To better examine the relationship between Wnt/β-catenin signaling and differentiation potential in the NOD-MSCs, we used Western blot analysis to evaluate changes in total and phosphorylated β-catenin expression in MSCs in response to Wnt1 stimulation. MSCs were cultured in neural induction medium in the presence or absence of different concentrations of Wnt1 for 14 days.
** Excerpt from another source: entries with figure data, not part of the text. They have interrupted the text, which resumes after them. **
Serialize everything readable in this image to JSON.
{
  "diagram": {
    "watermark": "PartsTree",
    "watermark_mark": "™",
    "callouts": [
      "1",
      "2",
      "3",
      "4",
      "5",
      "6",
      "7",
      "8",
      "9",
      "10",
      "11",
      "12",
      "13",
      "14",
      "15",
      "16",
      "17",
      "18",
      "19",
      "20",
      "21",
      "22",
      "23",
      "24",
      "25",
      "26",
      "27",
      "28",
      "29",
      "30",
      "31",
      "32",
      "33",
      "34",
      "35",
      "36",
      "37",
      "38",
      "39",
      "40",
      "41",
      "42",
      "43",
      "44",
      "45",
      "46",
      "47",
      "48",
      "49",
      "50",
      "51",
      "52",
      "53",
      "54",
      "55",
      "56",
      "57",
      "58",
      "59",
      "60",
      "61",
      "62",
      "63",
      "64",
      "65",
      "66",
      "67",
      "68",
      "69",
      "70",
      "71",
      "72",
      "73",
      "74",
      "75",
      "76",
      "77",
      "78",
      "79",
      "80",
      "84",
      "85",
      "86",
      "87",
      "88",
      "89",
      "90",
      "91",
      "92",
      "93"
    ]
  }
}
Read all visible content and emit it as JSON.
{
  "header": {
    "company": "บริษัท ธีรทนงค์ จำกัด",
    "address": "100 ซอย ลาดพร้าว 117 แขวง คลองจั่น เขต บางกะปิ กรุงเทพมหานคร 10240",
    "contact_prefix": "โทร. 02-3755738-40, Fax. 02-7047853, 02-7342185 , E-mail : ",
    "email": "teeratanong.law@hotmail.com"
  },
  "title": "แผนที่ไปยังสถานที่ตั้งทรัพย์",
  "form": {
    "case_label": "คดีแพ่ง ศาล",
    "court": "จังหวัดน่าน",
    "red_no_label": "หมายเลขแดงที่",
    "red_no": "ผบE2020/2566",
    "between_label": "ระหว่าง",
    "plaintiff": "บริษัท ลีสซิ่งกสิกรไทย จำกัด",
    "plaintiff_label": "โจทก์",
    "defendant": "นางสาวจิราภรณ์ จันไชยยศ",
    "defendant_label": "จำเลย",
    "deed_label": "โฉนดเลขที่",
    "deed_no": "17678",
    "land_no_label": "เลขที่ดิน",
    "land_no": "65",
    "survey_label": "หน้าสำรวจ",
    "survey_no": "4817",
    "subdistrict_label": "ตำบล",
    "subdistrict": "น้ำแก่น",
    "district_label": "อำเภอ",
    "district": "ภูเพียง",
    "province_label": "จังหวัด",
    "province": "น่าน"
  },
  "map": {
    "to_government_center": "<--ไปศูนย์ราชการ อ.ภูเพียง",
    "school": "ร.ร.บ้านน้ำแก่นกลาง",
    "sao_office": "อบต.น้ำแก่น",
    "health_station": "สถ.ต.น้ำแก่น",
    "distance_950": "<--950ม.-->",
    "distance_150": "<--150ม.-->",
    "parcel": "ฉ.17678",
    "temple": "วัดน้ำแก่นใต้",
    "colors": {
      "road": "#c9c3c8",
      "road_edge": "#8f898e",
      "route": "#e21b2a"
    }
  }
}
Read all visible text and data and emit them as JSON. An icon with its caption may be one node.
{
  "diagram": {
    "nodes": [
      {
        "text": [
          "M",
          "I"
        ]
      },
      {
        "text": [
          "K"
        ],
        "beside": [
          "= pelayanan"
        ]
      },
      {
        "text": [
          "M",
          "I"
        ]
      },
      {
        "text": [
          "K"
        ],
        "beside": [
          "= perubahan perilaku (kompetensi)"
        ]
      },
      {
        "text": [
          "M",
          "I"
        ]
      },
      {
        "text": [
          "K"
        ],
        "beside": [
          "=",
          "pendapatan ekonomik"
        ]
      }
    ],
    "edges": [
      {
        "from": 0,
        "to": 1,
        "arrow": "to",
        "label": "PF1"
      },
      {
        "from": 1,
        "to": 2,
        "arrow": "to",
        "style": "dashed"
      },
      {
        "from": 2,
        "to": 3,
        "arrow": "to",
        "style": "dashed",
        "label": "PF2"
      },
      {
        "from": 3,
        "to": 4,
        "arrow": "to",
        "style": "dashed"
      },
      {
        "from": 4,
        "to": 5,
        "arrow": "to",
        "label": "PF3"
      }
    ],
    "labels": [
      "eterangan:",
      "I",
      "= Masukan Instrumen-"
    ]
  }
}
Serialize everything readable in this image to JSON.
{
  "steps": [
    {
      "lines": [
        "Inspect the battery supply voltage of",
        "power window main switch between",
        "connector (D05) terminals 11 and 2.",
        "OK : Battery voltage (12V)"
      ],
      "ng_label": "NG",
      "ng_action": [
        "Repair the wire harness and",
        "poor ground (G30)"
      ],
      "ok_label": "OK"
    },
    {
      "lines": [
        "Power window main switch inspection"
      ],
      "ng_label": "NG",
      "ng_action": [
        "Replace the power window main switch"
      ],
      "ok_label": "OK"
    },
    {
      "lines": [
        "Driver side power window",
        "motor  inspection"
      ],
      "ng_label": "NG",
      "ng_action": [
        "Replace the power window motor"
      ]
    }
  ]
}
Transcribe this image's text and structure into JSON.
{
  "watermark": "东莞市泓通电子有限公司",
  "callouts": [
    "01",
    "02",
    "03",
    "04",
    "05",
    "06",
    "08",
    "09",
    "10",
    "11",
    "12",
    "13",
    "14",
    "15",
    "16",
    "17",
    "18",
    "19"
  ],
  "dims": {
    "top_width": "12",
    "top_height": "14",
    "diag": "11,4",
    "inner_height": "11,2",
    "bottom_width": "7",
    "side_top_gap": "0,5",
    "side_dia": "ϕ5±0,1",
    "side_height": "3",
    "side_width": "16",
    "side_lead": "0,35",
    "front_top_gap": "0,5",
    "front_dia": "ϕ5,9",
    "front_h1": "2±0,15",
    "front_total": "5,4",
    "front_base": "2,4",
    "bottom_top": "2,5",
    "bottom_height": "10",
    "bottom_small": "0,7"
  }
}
The results suggested that only treatment with high Wnt1 concentrations (100 and 400 ng/mL) significantly increased the expression of β-catenin and decreased the expression of phosphorylated β-catenin, of which the phosphorylation sites are in the amino terminal Ser/Thr site (*P<0.05, #P<0.05; Fig. 3d, e). These results suggested that Wnt1 could elevate Wnt/β-catenin signaling of NOD-MSCs.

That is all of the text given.